A wide range of theories are now being promulgated about Middleton’s disappearance, which comes while King Charles III has stepped out of public life after a cancer diagnosis. The theories range from the prosaic to the frightening to the utterly fanciful, but several popular ones are connected to the belief that Prince William is having an affair with Rose Hanbury, the Marchioness of Cholmondeley and Middleton’s onetime friend. (Through an attorney, Rose has denied the allegations.)

This is where Jewish history comes in. Hanbury’s husband David, the Marquess of Cholmondeley, is the grandson of Sybil Sassoon — a member of the influential Baghdadi Jewish family and also a member of the Rothschilds, the prominent Jewish banking family.

Born in London in 1894 to a father who was born in Bombay (now Mumbai) and a French mother from the Rothschild family, Sassoon was part of a generation of very affluent Jews who transitioned from achieving remarkable success in British society despite antisemitism to integrating completely into its most rarefied echelons. Sassoon married George Cholmondeley, Earl of Rocksavage, when she was 19, bore him three children and, when she died in 1989, was buried in a church on the grounds of their estate, Houghton Hall.

Rose and David live in Houghton Hall today, surrounded in part by the design choices made by his grandmother. Sassoon, an avid art collector, was known for restoring the Cholmondeley estate to its former glory. David, too, made headlines more recently by revamping the estate’s public gardens. And this week, with Rose squarely in the internet’s sights, the interior of the estate returned to public view when royals-watchers discovered photographs from 2013 and 2016 featuring the couple and their lushly decorated home.

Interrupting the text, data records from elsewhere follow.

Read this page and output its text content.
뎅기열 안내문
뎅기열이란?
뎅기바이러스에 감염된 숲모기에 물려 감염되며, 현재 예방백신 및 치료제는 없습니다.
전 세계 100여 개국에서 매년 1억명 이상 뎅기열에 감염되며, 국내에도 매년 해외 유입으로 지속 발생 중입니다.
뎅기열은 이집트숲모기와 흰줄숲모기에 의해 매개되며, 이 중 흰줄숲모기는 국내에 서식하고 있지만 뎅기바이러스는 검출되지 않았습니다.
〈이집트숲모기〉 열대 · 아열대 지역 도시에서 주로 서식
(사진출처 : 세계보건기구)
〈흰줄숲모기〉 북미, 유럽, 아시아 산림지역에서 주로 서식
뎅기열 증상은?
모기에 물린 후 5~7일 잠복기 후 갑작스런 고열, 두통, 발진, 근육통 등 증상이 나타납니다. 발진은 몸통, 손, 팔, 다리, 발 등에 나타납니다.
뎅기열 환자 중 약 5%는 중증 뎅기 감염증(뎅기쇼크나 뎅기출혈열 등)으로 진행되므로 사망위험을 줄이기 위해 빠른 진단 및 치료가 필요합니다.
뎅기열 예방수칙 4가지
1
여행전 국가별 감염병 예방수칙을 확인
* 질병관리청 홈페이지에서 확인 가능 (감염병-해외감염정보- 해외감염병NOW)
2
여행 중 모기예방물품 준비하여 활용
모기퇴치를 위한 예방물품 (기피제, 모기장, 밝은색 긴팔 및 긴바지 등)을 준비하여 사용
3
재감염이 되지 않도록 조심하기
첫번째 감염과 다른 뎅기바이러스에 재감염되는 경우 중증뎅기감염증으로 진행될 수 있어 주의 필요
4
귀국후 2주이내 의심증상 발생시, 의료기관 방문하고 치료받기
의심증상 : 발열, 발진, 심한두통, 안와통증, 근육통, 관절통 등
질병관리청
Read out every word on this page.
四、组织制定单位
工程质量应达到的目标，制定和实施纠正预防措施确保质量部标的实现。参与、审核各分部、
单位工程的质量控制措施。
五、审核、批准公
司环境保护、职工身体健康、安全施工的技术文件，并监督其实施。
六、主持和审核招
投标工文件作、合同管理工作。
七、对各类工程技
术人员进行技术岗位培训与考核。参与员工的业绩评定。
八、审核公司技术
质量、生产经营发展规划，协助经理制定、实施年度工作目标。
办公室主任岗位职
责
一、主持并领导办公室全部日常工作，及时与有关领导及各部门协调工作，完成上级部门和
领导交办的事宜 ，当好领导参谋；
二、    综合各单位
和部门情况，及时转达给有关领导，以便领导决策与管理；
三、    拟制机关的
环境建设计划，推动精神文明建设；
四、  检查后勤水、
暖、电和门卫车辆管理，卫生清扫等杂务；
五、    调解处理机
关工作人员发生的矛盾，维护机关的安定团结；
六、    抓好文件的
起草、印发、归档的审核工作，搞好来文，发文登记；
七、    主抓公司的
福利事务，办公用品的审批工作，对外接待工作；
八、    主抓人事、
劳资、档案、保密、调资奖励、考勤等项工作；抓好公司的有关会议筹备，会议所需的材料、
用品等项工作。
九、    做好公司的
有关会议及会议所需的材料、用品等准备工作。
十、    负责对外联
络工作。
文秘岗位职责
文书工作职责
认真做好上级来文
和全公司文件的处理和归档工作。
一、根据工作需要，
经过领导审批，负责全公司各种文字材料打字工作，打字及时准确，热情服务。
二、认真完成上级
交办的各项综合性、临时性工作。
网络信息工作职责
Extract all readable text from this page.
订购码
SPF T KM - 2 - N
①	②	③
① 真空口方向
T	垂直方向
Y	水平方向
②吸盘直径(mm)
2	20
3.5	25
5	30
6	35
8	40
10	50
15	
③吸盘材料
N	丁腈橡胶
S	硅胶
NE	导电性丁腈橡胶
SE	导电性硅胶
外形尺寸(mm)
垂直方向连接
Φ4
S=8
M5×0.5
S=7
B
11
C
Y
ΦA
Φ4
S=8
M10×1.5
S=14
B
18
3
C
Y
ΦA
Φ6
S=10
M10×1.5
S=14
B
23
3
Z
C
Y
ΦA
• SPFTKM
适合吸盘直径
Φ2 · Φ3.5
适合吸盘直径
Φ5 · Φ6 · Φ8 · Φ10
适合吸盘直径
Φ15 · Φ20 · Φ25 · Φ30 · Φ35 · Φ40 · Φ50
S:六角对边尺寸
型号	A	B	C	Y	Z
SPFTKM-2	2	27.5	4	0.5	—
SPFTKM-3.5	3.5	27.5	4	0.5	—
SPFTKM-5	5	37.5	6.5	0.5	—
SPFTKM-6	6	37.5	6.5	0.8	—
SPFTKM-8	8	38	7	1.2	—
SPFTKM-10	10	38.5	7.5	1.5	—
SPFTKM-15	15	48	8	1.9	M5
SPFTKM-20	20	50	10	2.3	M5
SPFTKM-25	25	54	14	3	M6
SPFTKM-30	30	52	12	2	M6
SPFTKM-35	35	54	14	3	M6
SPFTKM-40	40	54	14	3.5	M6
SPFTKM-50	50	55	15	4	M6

The decor, Chinese internet users quickly realized, includes furniture and art from the Qing Dynasty, China’s last imperial dynasty, which reigned from 1644 to 1912.

The Sassoon family’s ties to China were long and complicated. After Britain forced the flow of opium into China in the 19th century, during what are known as the Opium Wars, the Sassoon family became the dominant trader sending the narcotic from India to China. Victor Sassoon, who lived from 1881 to 1961, shifted much of the family’s wealth to Shanghai, where he was both crucial to the city’s modern development and to its role as a haven for Jews during the Holocaust.

A recent flurry of attention to the family, sometimes referred to as “the Rothschilds of the East,” included uneven scrutiny of the family’s role in the international opium trade. A museum exhibit in New York City, for example, focused almost entirely on the art and artifacts, including ornate Judaica, that the family collected and gave little mention to the opium trade.

Many of the items collected by the family have made their way subsequently to museums, including the British Museum. But Chinese internet sleuths speculated that the items on display at Houghton Hall also came from their country.

Whether the items were purchased legally or were, as some have alleged, “pillaged” is impossible to know. The Sassoons’ wealth meant they likely commissioned works from Chinese artisans in addition to acquiring antiques. Still, the Sassoons were active in China during what is known as the “Century of Humiliation,” when foreign powers controlled China and wide swaths of art were stolen.

Moreover, changing norms in the art world have placed a wide array of works acquired amid imperial relationships in the past under scrutiny. The British Museum, for example, has faced intense pressure — including, recently, from the Chinese government — to return items obtained through colonization and coercion. While it has resisted complying, the museum has begun identifying objects as having undergone “different, complex and sometimes controversial journeys” from British colonies to its London galleries.

The Chinese internet discussion about the Cholmondeleys’ home decor, which has spread on social media in recent days, is starkly emotional.

“For Chinese netizens, this is a great hurt,” said a TikTok user named Cathy Chen who was among the first to draw attention outside of Chinese social media to the raging debate about the images.

“These cultural relics not only represent the history and culture of our nation but are also the wisdom and hard work of our ancestors,” Chen continued. “They are being used as trophies to show off.”

But even she did not depart fully from the issue that triggered the investigation in the first place. “Lastly,” Chen said, “is Kate Middleton safe right now?”